En torno a esta problemática, resultan de primera importancia las aportaciones del psicólogo ruso Alexander Romanovich Luria (1902-1977), a quien muchos consideran el fundador de la neuropsicología. En diversas obras, Luria sostiene que el origen de la inteligencia y la conciencia no hay que buscarlas en las profundidades del cerebro o de la mente, sino en la praxis social de los individuos y en la condiciones históricas y culturales en que se desempeñan. En particular, en el libro Bases sociales y culturales del desarrollo cognitivo, donde presenta los resultados de una investigación de corte psicosocial llevada a cabo en la década de los treinta en la región de Uzbekistán, Luria concluye que “estos hechos muestran convincentemente que la estructura de la actividad cognoscitiva no permanece estática en los diferentes estadios de desarrollo histórico, y que las más importantes formas de los procesos cognitivos –percepción, generalización, deducción, razonamiento, imaginación y la percepción interna de uno mismo-  varían en la medida que cambian las  condiciones de la vida social… nuestras investigaciones muestran que a medida que cambian las formas básicas de la actividad social, que los sujetos se alfabetizan y  se alcanzan nuevas formas de práctica histórica y de organización social, ocurren cambios mayores en la actividad mental de los hombres. Estos cambios no se limitan a una simple expansión del horizonte, sino que implican la creación de motivos nuevos para actuar y afectan radicalmente la estructura de los procesos cognitivos.”

Los resultados de la investigación no dejan lugar a dudas. En poblaciones con diferentes condiciones socioeconómicas, se observaron diferencias notables en la forma en que se perciben las cosas, las formas en que se clasifican los objetos, la capacidad de abstracción, los procesos de inferencia -deductiva e inductiva-, la resolución de distintos tipos de problemas, la imaginación y la percepción y la conciencia de sí mismo.
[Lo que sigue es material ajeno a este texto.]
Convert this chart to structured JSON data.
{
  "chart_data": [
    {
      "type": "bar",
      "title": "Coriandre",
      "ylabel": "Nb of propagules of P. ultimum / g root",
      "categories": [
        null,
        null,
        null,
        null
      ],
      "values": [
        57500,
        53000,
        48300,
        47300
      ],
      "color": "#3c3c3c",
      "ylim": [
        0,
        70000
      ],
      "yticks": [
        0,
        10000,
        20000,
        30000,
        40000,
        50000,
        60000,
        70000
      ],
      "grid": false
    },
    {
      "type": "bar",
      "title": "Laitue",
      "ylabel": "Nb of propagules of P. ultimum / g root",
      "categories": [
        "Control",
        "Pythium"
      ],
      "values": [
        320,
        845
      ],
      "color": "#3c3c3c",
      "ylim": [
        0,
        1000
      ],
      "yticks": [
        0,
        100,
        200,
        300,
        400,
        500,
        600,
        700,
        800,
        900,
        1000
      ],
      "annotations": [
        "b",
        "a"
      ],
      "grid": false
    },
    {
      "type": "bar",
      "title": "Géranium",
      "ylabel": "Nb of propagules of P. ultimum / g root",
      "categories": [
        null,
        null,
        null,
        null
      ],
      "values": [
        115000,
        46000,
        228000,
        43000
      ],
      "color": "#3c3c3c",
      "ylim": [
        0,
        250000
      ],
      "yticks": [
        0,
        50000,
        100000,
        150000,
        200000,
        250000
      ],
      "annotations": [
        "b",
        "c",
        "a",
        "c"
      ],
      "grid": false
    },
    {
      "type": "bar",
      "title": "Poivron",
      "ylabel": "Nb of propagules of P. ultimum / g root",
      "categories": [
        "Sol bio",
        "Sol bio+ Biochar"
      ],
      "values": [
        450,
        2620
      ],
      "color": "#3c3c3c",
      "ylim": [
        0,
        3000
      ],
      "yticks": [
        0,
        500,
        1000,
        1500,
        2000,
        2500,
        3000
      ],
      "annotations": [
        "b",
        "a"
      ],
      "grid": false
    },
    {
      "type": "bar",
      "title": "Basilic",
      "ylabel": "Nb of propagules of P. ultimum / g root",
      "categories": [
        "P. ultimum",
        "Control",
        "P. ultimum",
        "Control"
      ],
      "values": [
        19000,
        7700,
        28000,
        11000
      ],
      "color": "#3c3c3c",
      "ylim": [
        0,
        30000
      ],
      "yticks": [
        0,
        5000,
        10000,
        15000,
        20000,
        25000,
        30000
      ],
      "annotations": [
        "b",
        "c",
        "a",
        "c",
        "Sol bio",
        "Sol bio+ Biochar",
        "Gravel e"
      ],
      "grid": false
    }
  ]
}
Ahora bien, en los paradigmas que orientan la práctica educativa en nuestro país predomina la superstición señalada al principio de este artículo, es decir se sigue creyendo que hay que desarrollar las capacidades intelectuales y la conciencia de los individuos a partir de un enfoque individualista; esto es, que los procesos cognitivos dependen de atributos individuales y que sólo hay que “desarrollarlos”. Toda la práctica pedagógica a la que he estado expuesto y la que veo a mi alrededor está basada, indiscutiblemente, en este supuesto. Los datos estadísticos no dejan de mostrarnos la ineficacia e ineficiencia alarmante del sistema educativo: el alto grado de analfabetismo absoluto, las existencia del analfabetismo funcional aún en individuos que han asistido a las universidades, el bajo rendimiento en pruebas estandarizadas de dominio del idioma, razonamiento numérico y razonamiento verbal, baja capacidad de abstracción en general y dificultades para la aplicación de razonamiento inferencial, aptitudes poco desarrolladas para la resolución de problemas, la escasez de conocimientos fácticos sobre el mundo contemporáneo, y miles de etcéteras.

Creo que aquí hay una realidad que la mayoría de los investigadores en las ciencias sociales y en la educación no quieren mirar: la realidad de una sociedad dividida en clases sociales, en la cual los individuos integrantes de las clases dominadas, constituidas por la inmensa mayoría de los habitantes de este país, están en una total desventaja social y cultural que no se reduce al ámbito exclusivo de la miseria económica.

En la mal llamada Reforma Educativa estos aspectos –las bases sociales del conocimiento- para nada son tomados en cuenta, ni en la definición del también mal llamado “modelo educativo”.

Reflexionar para comprender lo que se ve y lo que no se ve.